Si le rire est une expression de la sociabilité, car « celui qui ne rit pas est grincheux ou pédant » [26], il ne suffit pas de rire ensemble pour échapper à la bêtise. Il n’avait pas échappé à Kant qu’il y a des communautés de rieurs imbéciles : « Un rire mécanique (à qui manque tout principe spirituel) est fade, et rend insipide la compagnie des rieurs » [27] . Le rire partagé et contagieux peut souder une communauté d’imbéciles, comme le montrent les rires bruyants de ceux qui assistent à des spectacles d’humoristes-pétomanes, enchaînant les jeux de mots les plus éculés [28] , les « gros mots » et les injures grossières. Schopenhauer voyait dans l’attrait de la ressemblance la raison majeure du regroupement spontané des imbéciles, la force motrice qui les amène à « faire communauté » :
« La source de tout plaisir est l’homogénéité. Pour notre sens de la beauté, notre propre espèce, et dans celle-ci notre propre race, sont indiscutablement les plus belles pour nous. En matière de relations sociales aussi, chacun préfère nettement celui qui lui ressemble ; ainsi, pour un imbécile, la fréquentation d’un autre imbécile est infiniment plus agréable que celle de tous les grands esprits réunis. » [29]
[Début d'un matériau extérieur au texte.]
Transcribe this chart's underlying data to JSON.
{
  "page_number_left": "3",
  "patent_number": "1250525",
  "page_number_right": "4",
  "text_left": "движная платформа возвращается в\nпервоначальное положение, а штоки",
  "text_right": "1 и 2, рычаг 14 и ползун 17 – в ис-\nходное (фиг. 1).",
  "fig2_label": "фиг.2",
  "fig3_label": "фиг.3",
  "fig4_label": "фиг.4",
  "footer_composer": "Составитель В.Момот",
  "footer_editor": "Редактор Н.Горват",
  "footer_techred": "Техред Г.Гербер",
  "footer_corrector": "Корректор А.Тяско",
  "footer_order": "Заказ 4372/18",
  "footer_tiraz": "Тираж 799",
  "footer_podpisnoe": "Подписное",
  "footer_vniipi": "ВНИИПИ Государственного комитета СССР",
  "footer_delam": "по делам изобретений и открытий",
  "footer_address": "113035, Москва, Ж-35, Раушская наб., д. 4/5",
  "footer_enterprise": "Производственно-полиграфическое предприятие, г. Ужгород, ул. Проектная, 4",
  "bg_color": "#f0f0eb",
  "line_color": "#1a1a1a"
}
Imaginons un imbécile idéologisé contemporain lisant ce passage de Schopenhauer. Conformément au célèbre proverbe chinois (« Quand le sage montre la lune, l’imbécile regarde le doigt »), l’imbécile de notre temps s’indignerait de l’emploi du mot « race » par le philosophe, en déduirait qu’il est « raciste », et conclurait qu’il faut d’urgence supprimer ses œuvres des programmes scolaires. Le même type contemporain d’imbécile, lorsqu’il se veut « antifasciste », dénonce le malheureux qui, oubliant imprudemment les interdits lexicaux édictés par le « politiquement correct », emploie les expressions « Français de souche » [30] et « identité nationale » (ou « française »), censées être « de droite » ou « d’extrême droite », ou le mot « terroir », censé être « pétainiste » [31]. À l’âge de la bêtise idéologisée de masse, l’ironie demeure l’arme de l’intelligence, aussi minoritaire soit-elle.